Vor der großen Fahrt erzählt der Captain, wie Wein zu dem Getränk geworden ist, das wir so lieben, welche Weine man unbedingt gekostet haben sollte, was man an Hardware benötigt und warum Mythen oft Humbug sind. Er klärt auf, welche Weine zum Essen passen, wie der Wein im Kopf ankommt und warum man den Weintestern misstrauen sollte. Was zählt, ist das Bekenntnis zum eigenen Geschmack.

WAS IST WEIN?


Wein ist ein alkoholisches Getränk aus dem vergorenen Saft von Weintrauben. Eigentlich kann jeder Wein herstellen. Und hat das auch gemacht – ein paar Jahrhunderte lang. Bis dann Kultur und Staat Regeln entwarfen. So wurde Wein zu einem staatlich kontrollierten Kulturgetränk.

WAS IST IM WEIN?

Presst man die Traube aus, bekommt man neben den Schalen und Kernen vor allem Wasser, Zucker, Säure sowie Farb- und Gerbstoffe. Das sind die fünf wichtigsten Komponenten, jede davon (bis auf das Wasser) eine Wissenschaft für sich und Gegenstand teils energisch ausgefochtener Glaubenskriege. Wein ist in den letzten Jahren zu einem von Ideologien und Moden beeinflussten Geschäft geworden.
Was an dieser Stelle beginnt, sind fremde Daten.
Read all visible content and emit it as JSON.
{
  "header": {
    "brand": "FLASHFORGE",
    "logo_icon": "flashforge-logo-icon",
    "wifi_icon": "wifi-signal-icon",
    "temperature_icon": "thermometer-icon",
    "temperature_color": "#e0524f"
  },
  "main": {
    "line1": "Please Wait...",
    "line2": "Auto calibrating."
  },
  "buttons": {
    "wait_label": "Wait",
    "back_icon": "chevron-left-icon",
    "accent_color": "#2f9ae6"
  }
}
Bei der Gärung wird Zucker in Alkohol umgewandelt. Nicht der gesamte Zucker, denn fast immer bleibt etwas davon übrig, der sogenannte Restzucker, der meist unterhalb der Wahrnehmungsgrenze verharrt. Ist der Restzucker Teil des Weingeschmacks, spricht man von feinherben, halbtrockenen oder lieblichen (ein Igitt-Ausdruck, der löblicherweise gerade begraben wird) Weinen. Wird der Geschmack durch den Restzucker bestimmt, handelt es sich um Süßwein. Süßweine sind meist Beerenauslesen und Trockenbeerenauslesen, können aber in gewissen Weinregionen und in bestimmten Jahren auch Spätlesen und Auslesen sein. Und diese Unterscheidungen sind erst ein kleiner Teil der Vielfalt, die wir als Weintrinker erleben.

Die Säure ist wichtig, weil sie den Geschmack und die Frische des Weins beeinflusst. Ohne sie wären alle Weine nur spannungslose, schale Getränke. In der Beere kommen drei Säuren vor: Weinsäure, Apfelsäure und Zitronensäure. Bei der Gärung und Verarbeitung entstehen noch minimale Mengen anderer Säuren, etwa Essigsäure, Milchsäure oder Buttersäure. In der Analyse muss meistens nur die Weinsäure angegeben werden, jede der anderen angegebenen Säuren vermag jedoch einen Wein massiv zu beeinflussen. Bis hin zum Weinfehler.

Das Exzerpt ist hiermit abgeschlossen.